Quand j’entre au bistrot, je vais droit à la caisse et sans saluer la patronne, dont tout le monde dit pourtant qu’elle est à la fois jolie et très maternelle, je montre du doigt les jeux à gratter. J’en achète cinq. Je les serre dans ma main et je file m’installer à la même table, tous les matins, je commande un café et je pose les tickets de la chance sur le coin de la table, je garde ma grosse patte dessus, j’attends le café. J’entends nettement mon cœur qui bat, je vois mes doigts qui tremblent, j’ai peur pour moi.
Ce qui me plaît, c’est la peur. La peur de la chance. Certains matins je pense à ma mère qui est partie vers le soleil, là-bas, loin, avec un marin. J’irais bien moi aussi, là-bas, mais j’ai l’impression que…. Pourtant je fais des efforts avec mes tickets à gratter.

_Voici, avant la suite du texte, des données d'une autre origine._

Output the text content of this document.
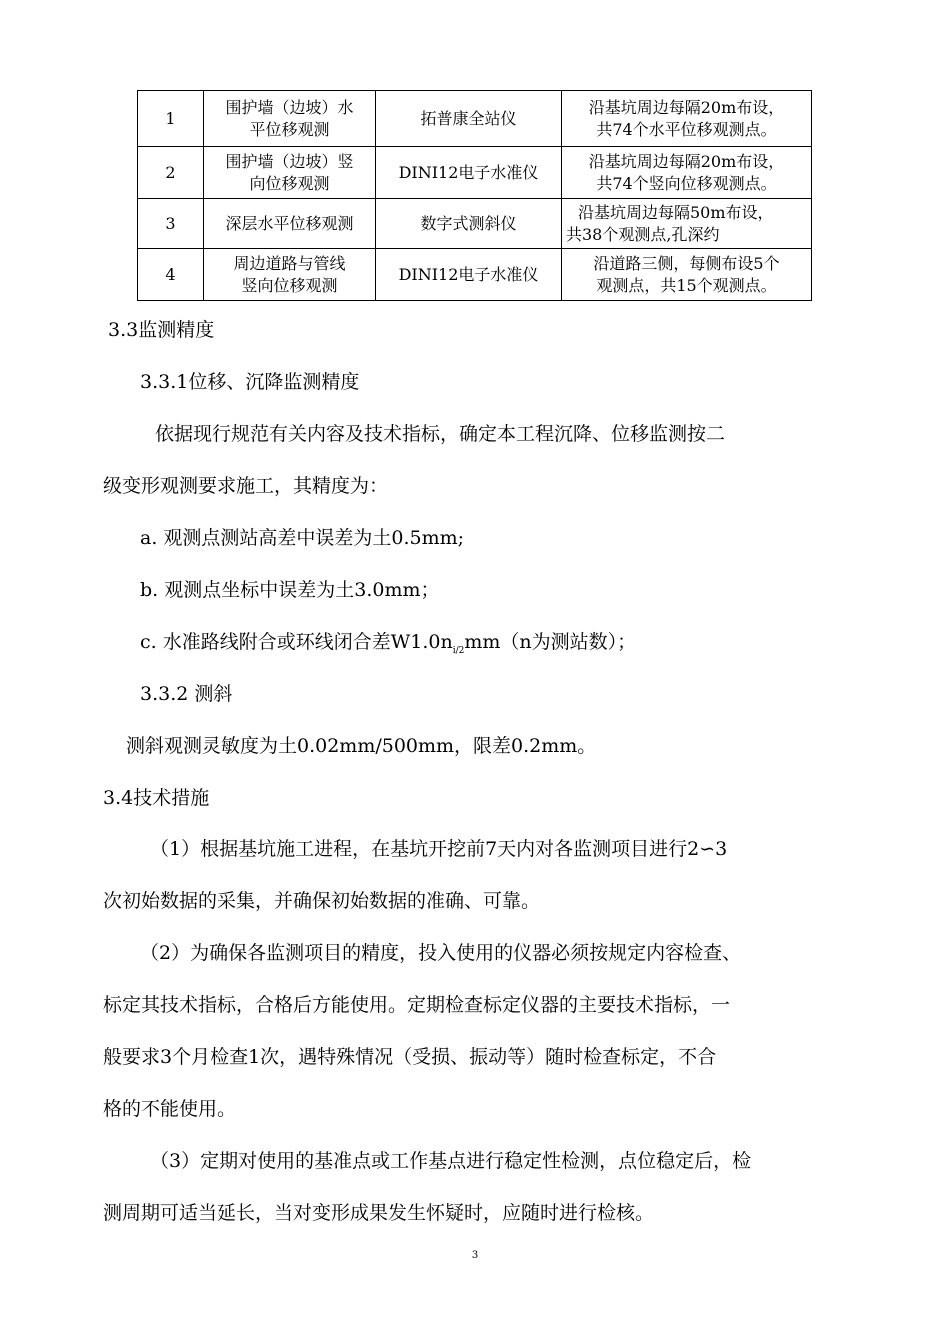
1	围护墙（边坡）水
平位移观测	拓普康全站仪	沿基坑周边每隔20m布设，
共74个水平位移观测点。
2	围护墙（边坡）竖
向位移观测	DINI12电子水准仪	沿基坑周边每隔20m布设，
共74个竖向位移观测点。
3	深层水平位移观测	数字式测斜仪	沿基坑周边每隔50m布设，
共38个观测点,孔深约
4	周边道路与管线
竖向位移观测	DINI12电子水准仪	沿道路三侧，每侧布设5个
观测点，共15个观测点。
3.3监测精度
3.3.1位移、沉降监测精度
依据现行规范有关内容及技术指标，确定本工程沉降、位移监测按二
级变形观测要求施工，其精度为：
a. 观测点测站高差中误差为土0.5mm;
b. 观测点坐标中误差为土3.0mm；
c. 水准路线附合或环线闭合差$W1.0n_{i/2}mm(n$为测站数）；
3.3.2 测斜
测斜观测灵敏度为土0.02mm/500mm，限差0.2mm。
3.4技术措施
（1）根据基坑施工进程，在基坑开挖前7天内对各监测项目进行2∽3
次初始数据的采集，并确保初始数据的准确、可靠。
（2）为确保各监测项目的精度，投入使用的仪器必须按规定内容检查、
标定其技术指标，合格后方能使用。定期检查标定仪器的主要技术指标，一
般要求3个月检查1次，遇特殊情况（受损、振动等）随时检查标定，不合
格的不能使用。
（3）定期对使用的基准点或工作基点进行稳定性检测，点位稳定后，检
测周期可适当延长，当对变形成果发生怀疑时，应随时进行检核。
3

L’odeur du petit noir m’envahit ; c’est âcre et doux, j’essaie une petite gorgée. Je repose la tasse, j’écoute un instant les conversations, je m’aperçois que je m’en fiche, que c’est du vent, qu’autre chose me hante. Lentement la présence des tickets à gratter me monte à la tête, ça me pénètre doucement la mémoire. Mais je retarde, je retarde.
Et si j’avais de la chance ? Une voix me dit : Et qu’est-ce que tu en ferais de ta chance ? T’as déjà eu de la chance ? Quand tu t’es marié, elle est partie. Et le boulot ? Le boulot c’est pas pour moi non plus… Un désert ; je n’y arrive pas, au bout de trois semaines je démissionne. Un désert, oui. Et quand tu es au bout du désert, tu fais quoi ? Tu bois. Je reprends une gorgée. Je n’ai toujours pas touché à mes tickets de la chance. J’ai peur.
Je sors ma lime, j’écarte avec mille précautions la tasse à café et je commence à me polir les ongles, j’adore ce moment où tout en me préparant le bout des doigts je rêve du bateau de ma mère, là-bas, loin, de l’écume qui bat contre la coque, tu sais maman je serais bien parti avec toi, la mer c’est vrai, l’horizon c’est vrai, là-bas tout est vrai, le lointain ouvre un avenir, c’est là-bas que la peur disparaît vraiment, tu sais maman, je t’aime, je t’ai aimée, et toi dis-moi, et toi ?
Tu étais ma chance, pourquoi tu es partie ? Devant la tasse de café, chaque jour, je refais ma chance, au fond du liquide noir qui tremblote dans ma main je revois ton visage, mon visage, preuve qu’on peut voir dans le noir, tu vois, c’est la preuve.
Je pose la lime à ongles, je suis prêt pour l’embarquement vers la chance. Ma main droite s’abat sur les tickets empilés au coin de la table. Je vais savoir si maman m’a aimé. Je pèse de toute ma paume sur mon espérance. Cinq tickets à gratter. Je les fais glisser doucement vers moi et mes ongles effilés commencent leur travail. Je gratte, je défais les cercles gris comme on se défait du brouillard d’autrefois, de cette incertitude. Mon cœur ne bat plus, c’est d’un calme, l’océan après la tempête.
Parfois je gagne et je suis raffermi dans l’idée que maman m’a aimé. Je sors triomphant, je ne partagerais ma joie pour rien au monde, la rue chante, la pluie me réjouit, je vois des arc-en-ciel.
Souvent je perds. En plein désarroi, j’erre longtemps par les rues, je me perds, oui, si je perds, maman, je me perds dans la ville, je me perds. Vers le soir, mâchonnant mon kebab, je me promets de recommencer le lendemain, car demain est un autre jour. C’était toi qui disais ça, maman, demain est un autre jour, tu avais raison, c’est vrai… tu avais raison.